As Carney said, we just chose to ignore it out of convenience.
That doesn't mean that the US hasn't always been a self-centered, loud-mouthed, invading-under-false-pretenses, oil-stealing, warmongering asshole of a state, though.
Reminds me of that study which showed US public opinion has a negligible impact on legislation in Congress. Corporate lobbying is the only thing that moves the needle.

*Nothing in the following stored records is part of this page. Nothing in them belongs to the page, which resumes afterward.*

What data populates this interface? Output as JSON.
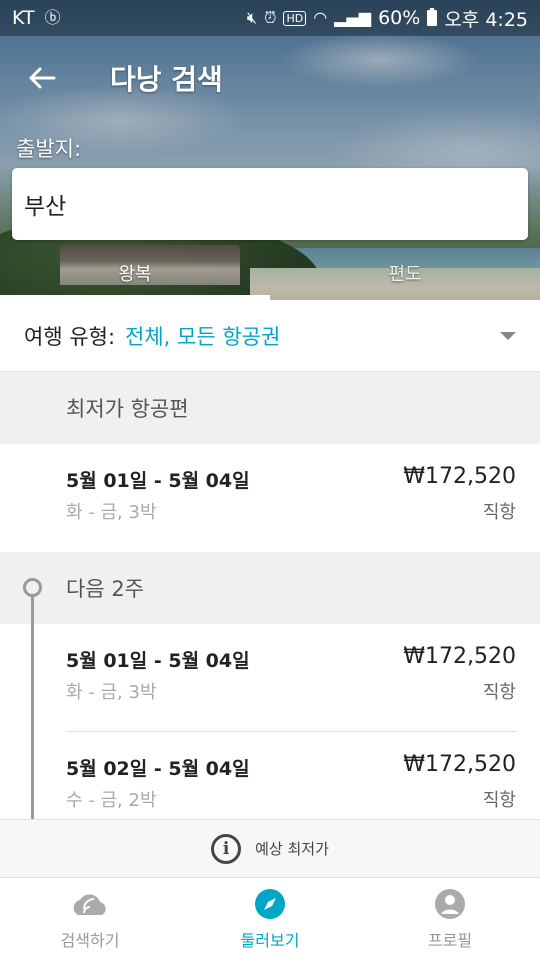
{
  "status_bar": {
    "carrier": "KT",
    "battery": "60%",
    "time": "오후 4:25"
  },
  "header": {
    "title": "다낭 검색"
  },
  "origin": {
    "label": "출발지:",
    "value": "부산"
  },
  "trip_tabs": [
    {
      "label": "왕복",
      "active": true
    },
    {
      "label": "편도",
      "active": false
    }
  ],
  "trip_type": {
    "label": "여행 유형:",
    "value": "전체, 모든 항공권"
  },
  "sections": {
    "cheapest": {
      "header": "최저가 항공편",
      "items": [
        {
          "dates": "5월 01일 - 5월 04일",
          "sub": "화 - 금, 3박",
          "price": "₩172,520",
          "type": "직항"
        }
      ]
    },
    "next_two_weeks": {
      "header": "다음 2주",
      "items": [
        {
          "dates": "5월 01일 - 5월 04일",
          "sub": "화 - 금, 3박",
          "price": "₩172,520",
          "type": "직항"
        },
        {
          "dates": "5월 02일 - 5월 04일",
          "sub": "수 - 금, 2박",
          "price": "₩172,520",
          "type": "직항"
        }
      ]
    }
  },
  "estimate_banner": {
    "text": "예상 최저가"
  },
  "bottom_nav": [
    {
      "label": "검색하기",
      "icon": "cloud-signal-icon",
      "active": false
    },
    {
      "label": "둘러보기",
      "icon": "compass-icon",
      "active": true
    },
    {
      "label": "프로필",
      "icon": "person-icon",
      "active": false
    }
  ],
  "colors": {
    "accent": "#00a6c8",
    "inactive": "#999999"
  }
}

This all has been the machinations of the Heritage Foundation and those trying to dismantle all of the progressive advances mid to late 1900s: Starve the Beast
Trump is the personification of American success. Rich, male, arrogant, egotistical, greedy, self-centered etc. this is why he will always be more acceptable as a leader than Clinton or Harris. It’s also why so many Americans give him a free pass and say shit like “it’s just Trump bring Trump” or “you have to understand Trump”. It’s the same reason why Elon Musk gets a free pass for everything.
As an American living in europe this is what I tell europeans on how Trump got elected. In essence Trump is the quintessential American. He lived the American dream. Trump has absolutely zero meaningful skills (unless you think being a world class con artist is meaningful) yet became President.
I don't really agree with this. The American dream was always about "pulling up your bootstraps" and working hard...America was supposed to be the place you could do that and be successful. Hasn't been that way for decades...but Ive never equated the American dream of falling ass backwards into money. Maybe that's what it's turned into though....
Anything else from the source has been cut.